The end result of these features is that container clusters create a new layer of abstraction in our application platform—the application cluster layer. Google engineer and Kubernetes founder Brendan Burns gave a great talk at CoreOS Fest that illustrates this evolution. He describes four layers in the modern technology stack:
|Application Layer||Developer||Application code, in whatever platform you code in + container provisioning script (i.e. the |
|Cluster Layer||DevOps||Container cluster like Google Kubernetes, Docker Swarm, CoreOS Fleet or Apache Mesos|
|Operating System Layer||Sys Admin||CoreOS, Rancher OS, VMware Photon and Windows Server 2016|
|Hardware Layer||Public cloud provider or Data Center Engineer||Public Cloud: AWS, Microsoft Azure, VMware vCloud Air. Internal Datacenter: Cisco, EMC, VMware vSphere, etc.|
By creating a Cluster Layer that separates the Application Layer from the Operating System Layer, application development can be decoupled from infrastructure concerns, in the same way that cloud virtualization abstracted hardware concerns from system administrators. Although I’m a firm believer that developers should have a strong working knowledge of the entire stack, they shouldn’t have to be cluster ninjas to build applications that are scalable and robust. The irony here is that Kubernetes—a technology developed by Google to run thousands of containers under intense load—makes it easier for the rest of us to build resilient architectures too. Even if you’re not running a 1000-node cluster, you should be looking at Kubernetes to help make your app more robust and efficient.
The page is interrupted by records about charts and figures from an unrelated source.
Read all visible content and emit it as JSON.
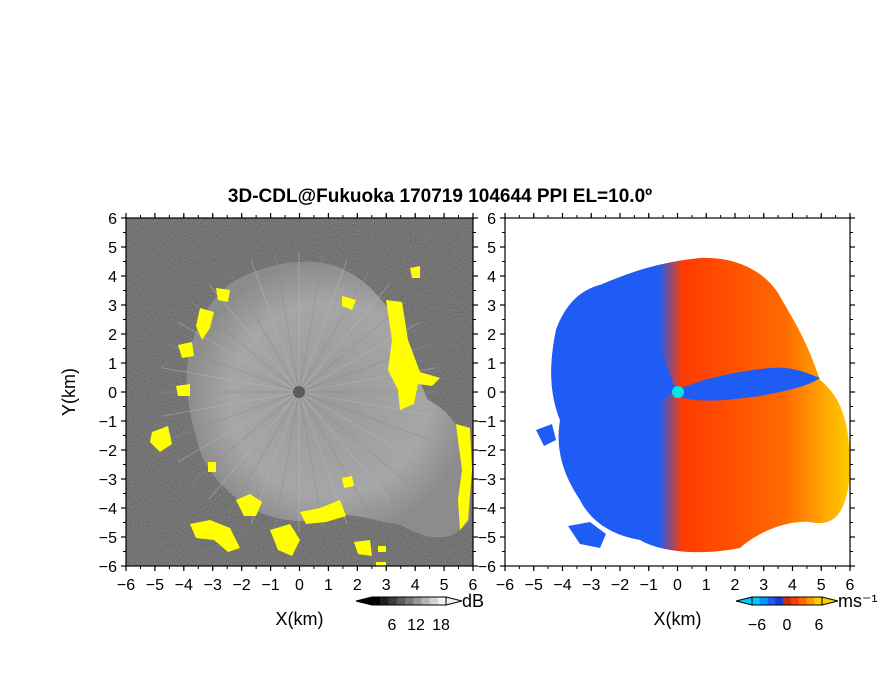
{
  "title": "3D-CDL@Fukuoka 170719 104644 PPI EL=10.0º",
  "colors": {
    "background_noise": "#2a2a2a",
    "echo_gray": "#a0a0a0",
    "high_snr": "#ffff00",
    "vel_negative": "#1f5cf5",
    "vel_positive": "#ff3a00",
    "vel_high": "#ffcc00",
    "radar_site_marker": "#00e5e5"
  },
  "chart_data": [
    {
      "type": "heatmap",
      "panel": "snr",
      "xlabel": "X(km)",
      "ylabel": "Y(km)",
      "xlim": [
        -6,
        6
      ],
      "ylim": [
        -6,
        6
      ],
      "xticks": [
        -6,
        -5,
        -4,
        -3,
        -2,
        -1,
        0,
        1,
        2,
        3,
        4,
        5,
        6
      ],
      "yticks": [
        6,
        5,
        4,
        3,
        2,
        1,
        0,
        -1,
        -2,
        -3,
        -4,
        -5,
        -6
      ],
      "echo_radius_km": 4.4,
      "colorbar": {
        "unit": "dB",
        "ticks": [
          6,
          12,
          18
        ],
        "colors": [
          "#000000",
          "#1e1e1e",
          "#3c3c3c",
          "#5a5a5a",
          "#787878",
          "#969696",
          "#b4b4b4",
          "#d2d2d2",
          "#f0f0f0"
        ]
      }
    },
    {
      "type": "heatmap",
      "panel": "doppler_velocity",
      "xlabel": "X(km)",
      "ylabel": "",
      "xlim": [
        -6,
        6
      ],
      "ylim": [
        -6,
        6
      ],
      "xticks": [
        -6,
        -5,
        -4,
        -3,
        -2,
        -1,
        0,
        1,
        2,
        3,
        4,
        5,
        6
      ],
      "yticks": [
        6,
        5,
        4,
        3,
        2,
        1,
        0,
        -1,
        -2,
        -3,
        -4,
        -5,
        -6
      ],
      "colorbar": {
        "unit": "ms⁻¹",
        "ticks": [
          -6,
          0,
          6
        ],
        "colors": [
          "#00c8ff",
          "#0096ff",
          "#1f5cf5",
          "#1e3cc8",
          "#c83200",
          "#ff3a00",
          "#ff6a00",
          "#ff9a00",
          "#ffcc00"
        ]
      }
    }
  ]
}
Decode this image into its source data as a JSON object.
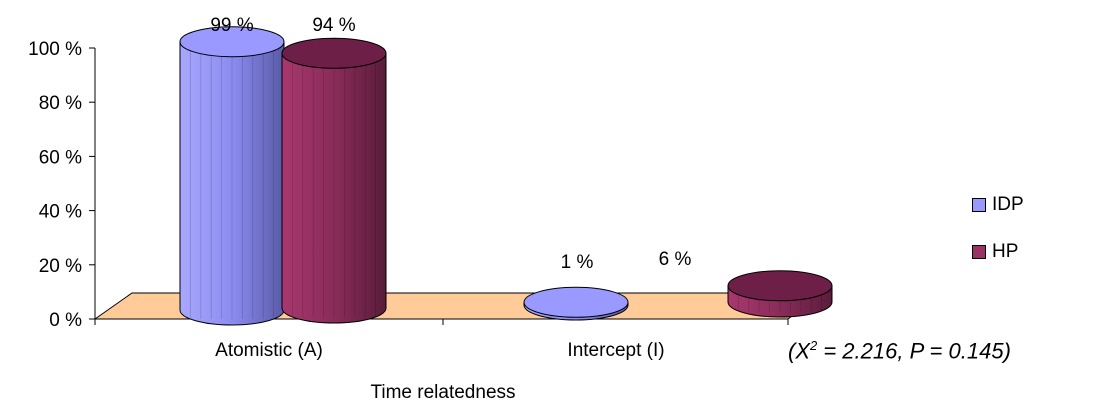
{
  "chart_data": {
    "type": "bar",
    "categories": [
      "Atomistic (A)",
      "Intercept (I)"
    ],
    "series": [
      {
        "name": "IDP",
        "values": [
          99,
          1
        ],
        "labels": [
          "99 %",
          "1 %"
        ],
        "color": "#9999ff"
      },
      {
        "name": "HP",
        "values": [
          94,
          6
        ],
        "labels": [
          "94 %",
          "6 %"
        ],
        "color": "#993366"
      }
    ],
    "xlabel": "Time relatedness",
    "ylabel": "",
    "ylim": [
      0,
      100
    ],
    "yticks": [
      "0 %",
      "20 %",
      "40 %",
      "60 %",
      "80 %",
      "100 %"
    ],
    "floor_color": "#ffcc99",
    "legend_position": "right",
    "stat_prefix": "(X",
    "stat_sup": "2",
    "stat_rest": " = 2.216, P = 0.145)"
  }
}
Docker is still in its infancy and container clusters are even newer, so it remains to be seen if the reality of containers will live up to its promise. Nonetheless, the direction of container-based architecture represents a significant evolution in software development. The benefits of isolation and portability are part of the story when it comes to understanding the power of containers, but the real reason they are such a big deal is their ability to run in clusters. Container clusters like Kubernetes enable mere mortals to design and maintain highly resilient and scalable applications by abstracting container deployment and management to the Cluster Layer. And although clustering itself is not new, the flexibility, control, granularity and breadth of technology supported by container clusters makes them a significant evolution in software development.